Effects of Kinetic Coupling on Experimentally Determined Electron Transfer Parameters

Abstract

Coupled electron transfer (ET) occurs when a relatively slow nonadiabatic ET reaction is preceded by a rapid but unfavorable adiabatic reaction that is required to activate the system for ET. As a consequence of this, the observed ET rate constant (k(ET)) is an apparent value equal to the product of the true k(ET) and the equilibrium constant for the preceding reaction step. Analysis of such reactions by ET theory may yield erroneous values for the reorganizational energy (lambda), electronic coupling (H(AB)), and ET distance that are associated with the true k(ET). If the DeltaG degrees dependence of the rate of a coupled ET reaction is analyzed, an accurate value of lambda will be obtained but the experimentally determined H(AB) will be less than the true H(AB) and the ET distance will be greater than the true distance. If the temperature dependence of the rate of a coupled ET reaction is analyzed, the experimentally determined value of lambda will be greater than the true lambda.
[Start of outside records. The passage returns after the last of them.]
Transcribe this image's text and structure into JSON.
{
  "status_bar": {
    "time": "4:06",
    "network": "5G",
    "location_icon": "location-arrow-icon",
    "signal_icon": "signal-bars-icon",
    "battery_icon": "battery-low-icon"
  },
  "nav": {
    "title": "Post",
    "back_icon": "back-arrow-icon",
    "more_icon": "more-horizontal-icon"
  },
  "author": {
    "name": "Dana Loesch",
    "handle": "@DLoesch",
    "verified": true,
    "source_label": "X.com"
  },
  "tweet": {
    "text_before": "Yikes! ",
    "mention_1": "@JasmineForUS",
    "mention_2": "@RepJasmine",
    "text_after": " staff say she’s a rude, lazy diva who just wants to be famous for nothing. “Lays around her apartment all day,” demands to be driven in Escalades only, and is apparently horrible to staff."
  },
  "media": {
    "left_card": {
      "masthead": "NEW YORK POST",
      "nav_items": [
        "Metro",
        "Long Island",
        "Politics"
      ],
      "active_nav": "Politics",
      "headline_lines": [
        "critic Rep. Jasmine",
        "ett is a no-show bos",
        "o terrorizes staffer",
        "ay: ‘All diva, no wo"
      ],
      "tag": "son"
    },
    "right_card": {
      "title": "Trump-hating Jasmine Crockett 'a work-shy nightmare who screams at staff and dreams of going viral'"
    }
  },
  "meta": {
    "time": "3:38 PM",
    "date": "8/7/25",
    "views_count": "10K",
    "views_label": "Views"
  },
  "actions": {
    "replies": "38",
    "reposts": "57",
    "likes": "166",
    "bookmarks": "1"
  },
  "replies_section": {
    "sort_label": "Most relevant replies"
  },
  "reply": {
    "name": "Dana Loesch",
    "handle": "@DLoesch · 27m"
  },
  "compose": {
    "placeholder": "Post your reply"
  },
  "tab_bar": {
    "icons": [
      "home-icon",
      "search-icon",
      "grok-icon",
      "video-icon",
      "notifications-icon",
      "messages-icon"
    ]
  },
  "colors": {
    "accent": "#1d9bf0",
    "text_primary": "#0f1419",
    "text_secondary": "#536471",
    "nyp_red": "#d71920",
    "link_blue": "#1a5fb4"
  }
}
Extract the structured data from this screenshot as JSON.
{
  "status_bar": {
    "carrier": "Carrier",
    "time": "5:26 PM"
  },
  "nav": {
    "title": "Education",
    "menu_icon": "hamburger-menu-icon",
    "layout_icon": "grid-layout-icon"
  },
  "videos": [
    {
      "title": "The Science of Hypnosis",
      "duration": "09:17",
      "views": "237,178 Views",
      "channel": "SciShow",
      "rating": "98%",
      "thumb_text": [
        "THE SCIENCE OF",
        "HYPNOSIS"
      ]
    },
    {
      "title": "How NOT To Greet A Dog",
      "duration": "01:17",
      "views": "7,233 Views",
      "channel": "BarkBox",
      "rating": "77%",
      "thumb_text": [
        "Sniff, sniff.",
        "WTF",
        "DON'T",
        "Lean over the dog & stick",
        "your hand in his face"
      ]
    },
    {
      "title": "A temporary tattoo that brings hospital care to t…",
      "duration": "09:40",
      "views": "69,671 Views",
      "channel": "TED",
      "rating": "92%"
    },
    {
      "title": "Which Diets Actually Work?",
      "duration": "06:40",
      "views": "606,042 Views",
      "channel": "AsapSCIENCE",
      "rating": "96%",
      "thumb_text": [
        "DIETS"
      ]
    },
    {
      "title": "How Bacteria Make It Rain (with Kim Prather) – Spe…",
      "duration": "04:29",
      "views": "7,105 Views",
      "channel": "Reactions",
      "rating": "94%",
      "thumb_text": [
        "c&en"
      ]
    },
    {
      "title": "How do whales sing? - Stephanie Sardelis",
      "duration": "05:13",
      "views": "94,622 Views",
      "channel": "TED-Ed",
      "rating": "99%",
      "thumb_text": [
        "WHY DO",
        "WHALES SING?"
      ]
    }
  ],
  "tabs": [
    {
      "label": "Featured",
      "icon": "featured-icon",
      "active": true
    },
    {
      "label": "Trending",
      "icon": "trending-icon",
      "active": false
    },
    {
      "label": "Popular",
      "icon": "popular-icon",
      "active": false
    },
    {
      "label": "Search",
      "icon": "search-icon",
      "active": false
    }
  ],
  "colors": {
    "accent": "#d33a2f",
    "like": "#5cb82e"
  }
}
The magnitude of this apparent lambda will depend on the magnitude of DeltaH degrees for the unfavorable reaction step that precedes ET. The experimentally determined values of H(AB) and distance will be accurate if DeltaS degrees for the preceding reaction is zero. If DeltaS degrees is positive, then H(AB) will be greater than the true value and the distance will be less than the true value. If DeltaS degrees is negative, then H(AB) will be less than the true value and the distance will be greater than the true value. Data sets for coupled ET reactions have been simulated and analyzed by ET theory to illustrate these points.